Dubbed the ''greatest generation,'' Americans who fought and lived through World War II also were pretty great about donating blood. But as their numbers dwindle and as they require more blood for their own surgeries, the USA is facing a drain on its blood supply.
So the non-profit Ad Council, along with America's top three blood-collection agencies, has launched an ad campaign targeting adults ages 17 to 24.
The effort, beamed to television, radio and college campuses, will push an urgent message to America's young: Donate blood. The campaign will use fast-paced imagery and modern storylines.
''Our goal is to see young adults become interested in this issue and create a whole new generation of lifelong blood donors,'' says Heidi Arthur, senior vice president of campaign management for the Ad Council.
Already strained by increasing donation restrictions, blood inventory levels tend to shrink further heading into the winter months.
''We are trying to make the blood supply as safe as possible, so we have had more restrictions that make it harder for people to donate,'' says Jennifer Garfinkel, spokeswoman for the American Association of Blood Banks (AABB), one of three groups that are developing the campaign. The American Red Cross and America's Blood Centers also are taking part.

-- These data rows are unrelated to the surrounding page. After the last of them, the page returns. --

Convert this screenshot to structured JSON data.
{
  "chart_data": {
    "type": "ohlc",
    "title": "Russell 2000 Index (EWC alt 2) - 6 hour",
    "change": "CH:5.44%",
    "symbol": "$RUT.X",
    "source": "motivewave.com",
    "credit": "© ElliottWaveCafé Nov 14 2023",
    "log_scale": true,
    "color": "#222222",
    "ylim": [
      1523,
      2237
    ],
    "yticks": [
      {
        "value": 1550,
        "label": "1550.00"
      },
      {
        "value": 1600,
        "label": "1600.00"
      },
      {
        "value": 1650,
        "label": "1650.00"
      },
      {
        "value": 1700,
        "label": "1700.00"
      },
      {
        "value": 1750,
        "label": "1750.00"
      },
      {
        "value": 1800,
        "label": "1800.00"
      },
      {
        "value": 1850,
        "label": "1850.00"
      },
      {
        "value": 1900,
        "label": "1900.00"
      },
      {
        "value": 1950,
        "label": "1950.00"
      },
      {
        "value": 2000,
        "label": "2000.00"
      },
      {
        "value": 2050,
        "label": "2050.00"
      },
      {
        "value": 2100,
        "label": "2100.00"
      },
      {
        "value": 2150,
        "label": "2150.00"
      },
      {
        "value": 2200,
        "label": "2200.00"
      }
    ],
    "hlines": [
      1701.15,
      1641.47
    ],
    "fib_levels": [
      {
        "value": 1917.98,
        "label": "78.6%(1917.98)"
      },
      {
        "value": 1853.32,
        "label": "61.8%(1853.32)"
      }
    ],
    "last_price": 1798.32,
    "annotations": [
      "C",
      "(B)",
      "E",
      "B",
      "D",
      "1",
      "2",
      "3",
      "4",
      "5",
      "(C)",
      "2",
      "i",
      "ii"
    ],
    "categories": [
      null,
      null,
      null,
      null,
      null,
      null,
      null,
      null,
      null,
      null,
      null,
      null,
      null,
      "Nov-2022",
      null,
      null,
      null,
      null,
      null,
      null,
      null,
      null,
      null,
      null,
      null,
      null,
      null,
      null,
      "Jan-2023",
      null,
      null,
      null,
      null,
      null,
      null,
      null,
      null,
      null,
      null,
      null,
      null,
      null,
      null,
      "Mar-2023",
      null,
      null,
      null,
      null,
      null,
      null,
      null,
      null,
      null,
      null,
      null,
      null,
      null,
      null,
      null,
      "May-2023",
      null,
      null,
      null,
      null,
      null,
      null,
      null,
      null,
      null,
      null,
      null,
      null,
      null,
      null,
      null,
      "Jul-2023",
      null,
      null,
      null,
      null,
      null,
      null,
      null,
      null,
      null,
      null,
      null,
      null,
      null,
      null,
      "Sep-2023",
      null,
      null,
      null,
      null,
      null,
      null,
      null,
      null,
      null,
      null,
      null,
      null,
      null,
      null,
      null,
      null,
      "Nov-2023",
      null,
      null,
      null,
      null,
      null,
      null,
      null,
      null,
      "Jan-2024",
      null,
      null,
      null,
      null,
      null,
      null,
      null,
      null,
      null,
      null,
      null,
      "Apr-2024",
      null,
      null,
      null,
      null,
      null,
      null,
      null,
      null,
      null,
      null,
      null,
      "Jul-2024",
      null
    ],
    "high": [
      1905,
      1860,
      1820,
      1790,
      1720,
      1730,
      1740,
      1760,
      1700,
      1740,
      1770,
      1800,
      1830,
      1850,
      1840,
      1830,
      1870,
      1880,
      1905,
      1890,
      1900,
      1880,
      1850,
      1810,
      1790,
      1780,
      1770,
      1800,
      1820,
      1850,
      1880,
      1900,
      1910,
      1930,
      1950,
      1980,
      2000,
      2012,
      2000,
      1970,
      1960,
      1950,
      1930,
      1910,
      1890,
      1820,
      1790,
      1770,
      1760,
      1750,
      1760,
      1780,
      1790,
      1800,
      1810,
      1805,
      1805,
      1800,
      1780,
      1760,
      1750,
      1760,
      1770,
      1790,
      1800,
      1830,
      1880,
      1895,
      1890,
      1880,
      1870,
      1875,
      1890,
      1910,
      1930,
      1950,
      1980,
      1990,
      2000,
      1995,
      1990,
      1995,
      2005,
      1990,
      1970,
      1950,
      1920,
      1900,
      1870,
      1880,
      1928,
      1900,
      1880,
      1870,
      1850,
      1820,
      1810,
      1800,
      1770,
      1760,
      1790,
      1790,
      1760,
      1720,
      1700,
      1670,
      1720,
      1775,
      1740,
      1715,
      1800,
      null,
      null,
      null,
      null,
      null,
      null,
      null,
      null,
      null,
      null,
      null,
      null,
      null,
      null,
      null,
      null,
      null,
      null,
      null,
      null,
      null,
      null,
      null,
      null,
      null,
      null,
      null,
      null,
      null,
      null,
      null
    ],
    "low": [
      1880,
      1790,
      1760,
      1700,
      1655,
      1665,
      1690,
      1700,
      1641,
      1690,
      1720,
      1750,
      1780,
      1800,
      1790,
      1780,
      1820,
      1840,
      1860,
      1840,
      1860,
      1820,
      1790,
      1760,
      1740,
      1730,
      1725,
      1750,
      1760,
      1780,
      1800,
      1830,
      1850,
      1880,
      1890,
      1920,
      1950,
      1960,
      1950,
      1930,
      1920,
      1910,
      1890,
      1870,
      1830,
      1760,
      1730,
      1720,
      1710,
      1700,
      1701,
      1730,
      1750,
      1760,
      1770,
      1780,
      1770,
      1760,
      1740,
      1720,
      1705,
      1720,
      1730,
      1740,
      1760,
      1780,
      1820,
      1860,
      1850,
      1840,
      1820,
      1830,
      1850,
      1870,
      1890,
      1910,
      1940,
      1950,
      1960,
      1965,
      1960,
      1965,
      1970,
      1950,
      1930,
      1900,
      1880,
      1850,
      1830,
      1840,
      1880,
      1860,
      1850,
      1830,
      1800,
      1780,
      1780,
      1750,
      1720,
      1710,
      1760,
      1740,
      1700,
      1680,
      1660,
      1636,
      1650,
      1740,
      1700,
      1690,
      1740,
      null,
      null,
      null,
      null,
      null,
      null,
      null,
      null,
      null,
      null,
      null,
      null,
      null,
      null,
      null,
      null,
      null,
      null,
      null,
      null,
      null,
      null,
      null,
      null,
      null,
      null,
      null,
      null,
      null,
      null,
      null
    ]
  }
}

Restrictions have cut donations from people who might have been exposed to outbreaks of SARS, mad cow disease and West Nile virus. These restrictions are in addition to the standing age, weight and health constraints: Donors must be at least 17 years old, 110 pounds and healthy.
Supply levels also are dropping because the group most dedicated to donating blood, the World War II generation, cannot give as much.
''We are seeing the older generation that is committed but are donating less, because they are getting old and are requiring more blood themselves,'' Garfinkel says.
Conversely, young adults either have not been educated about or do not feel the need to donate blood. Garfinkel says 24% of those ages 17 to 24 are donors, but they tend to give just once. Those 55 and over make up 17% of donors and generally give four to six times a year.
The campaign, whose slogan is ''Saving the world isn't easy, but saving a life is,'' aims to combat the belief that one person cannot solve a problem as global as a blood-supply shortage. In fact, one pint of blood can save up to three lives.
''You shouldn't feel futile in your efforts to make a difference,'' says Betsy Simons, group account director for Euro RSCG Worldwide, the company that designed the ads.